Authors: Jeremy Straub
Addresses: Department of Computer Science, University of North Dakota, 3950 Campus Road, Stop 9015, Grand Forks, ND 58202, USA
Abstract: This paper presents a distributed system for commanding a collection of multiple heterogeneous craft which have various levels of mobility (orbital, aerial and surface) and visibility. Under this model, goals are defined at a high level and goal-fulfilment is delegated to subordinate craft (or groups of subordinate craft). Each craft is responsible for its own decision-making (based on heuristics and incorporating local information) to determine how to best effect the completion of the goals that it is delegated. A scenario for a resource location and assessment mission is used to demonstrate the utility of the approach presented. This scenario starts with the capture of simulated orbital imagery. Prospective targets are identified and tasked to UAV units for additional data collection and assessment. With this additional data collected, surface robots are deployed to conduct final verification activities.

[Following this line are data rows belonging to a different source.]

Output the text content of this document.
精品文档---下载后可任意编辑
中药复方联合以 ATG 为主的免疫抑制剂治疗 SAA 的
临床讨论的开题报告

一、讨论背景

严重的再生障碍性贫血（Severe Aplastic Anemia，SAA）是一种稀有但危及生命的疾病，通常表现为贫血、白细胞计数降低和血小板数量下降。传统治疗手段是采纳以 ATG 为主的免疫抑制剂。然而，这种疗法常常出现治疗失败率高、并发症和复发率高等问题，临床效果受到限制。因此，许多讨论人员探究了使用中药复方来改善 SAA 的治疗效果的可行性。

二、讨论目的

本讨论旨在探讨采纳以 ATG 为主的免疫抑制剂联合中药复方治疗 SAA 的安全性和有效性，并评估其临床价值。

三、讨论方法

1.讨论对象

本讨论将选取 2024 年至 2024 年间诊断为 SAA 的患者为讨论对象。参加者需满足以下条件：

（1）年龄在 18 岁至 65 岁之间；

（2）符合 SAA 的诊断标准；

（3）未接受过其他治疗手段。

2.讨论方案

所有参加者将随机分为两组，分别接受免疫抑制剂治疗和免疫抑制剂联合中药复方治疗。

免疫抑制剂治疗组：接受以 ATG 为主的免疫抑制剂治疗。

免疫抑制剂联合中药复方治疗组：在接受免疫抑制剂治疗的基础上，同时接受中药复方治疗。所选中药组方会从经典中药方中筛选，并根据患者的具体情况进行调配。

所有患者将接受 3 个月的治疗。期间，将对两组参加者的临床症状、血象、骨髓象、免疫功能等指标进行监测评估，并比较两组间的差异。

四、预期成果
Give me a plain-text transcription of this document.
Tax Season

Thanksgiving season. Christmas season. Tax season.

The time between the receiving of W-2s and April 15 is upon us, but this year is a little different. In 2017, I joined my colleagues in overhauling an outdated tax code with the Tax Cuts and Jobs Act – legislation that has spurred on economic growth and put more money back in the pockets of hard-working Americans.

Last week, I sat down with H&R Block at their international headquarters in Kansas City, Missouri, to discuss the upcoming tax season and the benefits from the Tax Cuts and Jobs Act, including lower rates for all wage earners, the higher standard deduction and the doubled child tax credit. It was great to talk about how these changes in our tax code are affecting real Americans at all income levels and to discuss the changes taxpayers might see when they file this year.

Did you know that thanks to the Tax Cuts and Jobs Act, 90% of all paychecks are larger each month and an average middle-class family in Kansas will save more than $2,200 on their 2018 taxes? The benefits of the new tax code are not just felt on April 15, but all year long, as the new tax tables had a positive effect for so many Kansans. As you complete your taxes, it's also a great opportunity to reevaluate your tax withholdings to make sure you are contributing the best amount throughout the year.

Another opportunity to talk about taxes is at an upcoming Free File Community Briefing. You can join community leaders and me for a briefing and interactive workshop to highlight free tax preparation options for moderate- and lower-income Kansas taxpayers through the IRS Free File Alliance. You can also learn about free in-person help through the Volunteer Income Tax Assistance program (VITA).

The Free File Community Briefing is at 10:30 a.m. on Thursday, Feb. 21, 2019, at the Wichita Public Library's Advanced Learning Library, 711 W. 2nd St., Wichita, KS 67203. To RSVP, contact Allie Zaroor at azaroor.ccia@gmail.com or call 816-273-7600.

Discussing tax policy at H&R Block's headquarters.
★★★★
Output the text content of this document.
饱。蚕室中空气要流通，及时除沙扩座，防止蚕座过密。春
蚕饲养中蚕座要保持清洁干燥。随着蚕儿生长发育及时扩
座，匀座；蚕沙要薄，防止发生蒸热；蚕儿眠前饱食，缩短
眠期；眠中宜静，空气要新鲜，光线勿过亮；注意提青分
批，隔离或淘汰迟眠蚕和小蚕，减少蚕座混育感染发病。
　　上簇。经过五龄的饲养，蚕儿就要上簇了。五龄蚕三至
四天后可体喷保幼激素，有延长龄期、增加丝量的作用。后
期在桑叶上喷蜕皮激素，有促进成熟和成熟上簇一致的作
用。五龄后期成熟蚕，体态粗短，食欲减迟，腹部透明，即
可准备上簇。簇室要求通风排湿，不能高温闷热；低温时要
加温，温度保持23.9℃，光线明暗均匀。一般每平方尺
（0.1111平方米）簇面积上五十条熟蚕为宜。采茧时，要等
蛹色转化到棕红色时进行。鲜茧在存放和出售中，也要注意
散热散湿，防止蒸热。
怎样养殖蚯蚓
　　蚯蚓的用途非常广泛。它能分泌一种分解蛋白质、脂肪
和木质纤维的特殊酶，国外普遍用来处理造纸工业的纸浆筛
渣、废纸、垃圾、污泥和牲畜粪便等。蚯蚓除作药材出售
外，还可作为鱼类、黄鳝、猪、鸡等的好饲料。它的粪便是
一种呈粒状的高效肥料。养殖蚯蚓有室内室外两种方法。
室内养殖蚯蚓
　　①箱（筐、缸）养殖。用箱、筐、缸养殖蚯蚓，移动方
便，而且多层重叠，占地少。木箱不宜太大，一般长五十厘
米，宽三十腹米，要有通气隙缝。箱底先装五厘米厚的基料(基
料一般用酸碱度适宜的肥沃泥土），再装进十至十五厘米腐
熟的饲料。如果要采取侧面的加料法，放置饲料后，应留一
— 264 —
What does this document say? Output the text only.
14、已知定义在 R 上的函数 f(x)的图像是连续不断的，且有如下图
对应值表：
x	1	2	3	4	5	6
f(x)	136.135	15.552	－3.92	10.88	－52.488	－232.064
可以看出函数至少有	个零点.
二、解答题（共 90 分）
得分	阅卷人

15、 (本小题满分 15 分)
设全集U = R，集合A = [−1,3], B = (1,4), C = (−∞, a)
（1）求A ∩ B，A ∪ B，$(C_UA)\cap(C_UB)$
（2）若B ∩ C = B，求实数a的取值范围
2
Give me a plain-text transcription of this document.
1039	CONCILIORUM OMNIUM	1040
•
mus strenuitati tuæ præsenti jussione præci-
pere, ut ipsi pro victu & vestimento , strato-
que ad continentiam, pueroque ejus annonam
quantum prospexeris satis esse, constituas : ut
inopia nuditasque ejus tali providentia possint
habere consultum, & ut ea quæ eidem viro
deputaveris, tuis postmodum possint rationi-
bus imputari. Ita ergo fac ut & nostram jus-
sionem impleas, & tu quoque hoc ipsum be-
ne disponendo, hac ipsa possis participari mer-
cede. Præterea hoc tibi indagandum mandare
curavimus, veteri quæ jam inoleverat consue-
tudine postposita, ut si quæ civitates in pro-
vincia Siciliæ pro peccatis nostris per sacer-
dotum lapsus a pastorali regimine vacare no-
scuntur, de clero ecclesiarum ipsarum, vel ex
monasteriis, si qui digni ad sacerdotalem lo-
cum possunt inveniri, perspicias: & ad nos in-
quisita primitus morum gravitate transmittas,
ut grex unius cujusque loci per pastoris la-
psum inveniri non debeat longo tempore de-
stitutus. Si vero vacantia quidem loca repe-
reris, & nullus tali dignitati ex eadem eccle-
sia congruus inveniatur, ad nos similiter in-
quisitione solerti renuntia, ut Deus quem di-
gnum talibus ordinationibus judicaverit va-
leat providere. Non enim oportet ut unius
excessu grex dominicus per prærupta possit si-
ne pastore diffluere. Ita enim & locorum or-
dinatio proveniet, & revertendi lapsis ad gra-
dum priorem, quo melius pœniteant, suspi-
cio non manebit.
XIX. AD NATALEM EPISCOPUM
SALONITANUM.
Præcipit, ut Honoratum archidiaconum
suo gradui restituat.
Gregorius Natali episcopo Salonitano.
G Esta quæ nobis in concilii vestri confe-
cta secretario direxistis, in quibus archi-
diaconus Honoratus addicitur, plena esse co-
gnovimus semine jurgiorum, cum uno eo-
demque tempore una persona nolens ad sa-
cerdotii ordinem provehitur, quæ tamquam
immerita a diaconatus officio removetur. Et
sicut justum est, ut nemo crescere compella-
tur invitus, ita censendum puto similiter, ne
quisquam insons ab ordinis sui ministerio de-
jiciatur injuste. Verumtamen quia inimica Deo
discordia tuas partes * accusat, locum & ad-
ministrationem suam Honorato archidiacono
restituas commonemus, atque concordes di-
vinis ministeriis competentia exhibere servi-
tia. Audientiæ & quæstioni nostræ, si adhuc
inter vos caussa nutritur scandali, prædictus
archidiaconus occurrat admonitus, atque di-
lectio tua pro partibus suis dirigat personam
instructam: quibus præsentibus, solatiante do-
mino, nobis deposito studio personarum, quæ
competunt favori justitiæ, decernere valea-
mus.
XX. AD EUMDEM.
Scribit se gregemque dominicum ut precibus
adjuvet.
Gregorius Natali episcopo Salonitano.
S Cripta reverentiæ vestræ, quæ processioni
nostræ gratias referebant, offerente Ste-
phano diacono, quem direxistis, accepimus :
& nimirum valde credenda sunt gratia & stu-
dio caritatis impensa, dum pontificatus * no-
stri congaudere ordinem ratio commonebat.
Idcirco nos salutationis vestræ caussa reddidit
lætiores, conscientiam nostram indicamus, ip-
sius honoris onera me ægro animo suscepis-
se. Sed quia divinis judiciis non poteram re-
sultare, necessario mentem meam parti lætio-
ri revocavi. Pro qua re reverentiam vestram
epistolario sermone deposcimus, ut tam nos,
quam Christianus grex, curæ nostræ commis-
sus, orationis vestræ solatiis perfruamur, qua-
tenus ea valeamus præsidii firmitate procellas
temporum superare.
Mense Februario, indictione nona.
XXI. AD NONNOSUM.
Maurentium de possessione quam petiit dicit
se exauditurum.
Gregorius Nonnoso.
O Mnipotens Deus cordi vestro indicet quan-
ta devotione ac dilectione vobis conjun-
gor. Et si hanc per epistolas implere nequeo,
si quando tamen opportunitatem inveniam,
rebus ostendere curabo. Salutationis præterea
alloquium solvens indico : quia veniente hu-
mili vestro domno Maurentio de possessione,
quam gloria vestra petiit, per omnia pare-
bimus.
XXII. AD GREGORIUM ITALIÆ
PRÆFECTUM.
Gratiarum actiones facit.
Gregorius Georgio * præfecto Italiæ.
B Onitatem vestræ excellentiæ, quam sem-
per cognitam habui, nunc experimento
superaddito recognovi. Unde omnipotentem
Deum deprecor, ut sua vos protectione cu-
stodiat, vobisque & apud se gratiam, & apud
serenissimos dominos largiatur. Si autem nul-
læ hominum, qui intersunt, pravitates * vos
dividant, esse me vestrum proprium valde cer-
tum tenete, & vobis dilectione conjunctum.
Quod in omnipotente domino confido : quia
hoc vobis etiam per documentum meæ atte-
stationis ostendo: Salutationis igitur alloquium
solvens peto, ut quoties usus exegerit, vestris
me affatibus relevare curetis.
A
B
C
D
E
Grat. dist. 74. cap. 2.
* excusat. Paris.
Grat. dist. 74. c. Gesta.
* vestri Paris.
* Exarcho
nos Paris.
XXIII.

This approach is compared to a top-down command approach, where all decisions are made by the orbital tier. Metrics used for evaluation include data transmission requirements and the level of coverage generated.
Keywords: heterogeneous craft; artificial intelligence; UAV command; robotic command; spacecraft command; autonomous control; autonomous robots; space robotics; multi-tier robotic networks; local decision making; unmanned aerial vehicles; resource location; resource assessment; simulation; orbital imagery; robot control; surface robots.
International Journal of Space Science and Engineering, 2014 Vol.2 No.3, pp.225 - 247
Received: 27 Nov 2013
Accepted: 17 Jan 2014
Published online: 04 Aug 2014 *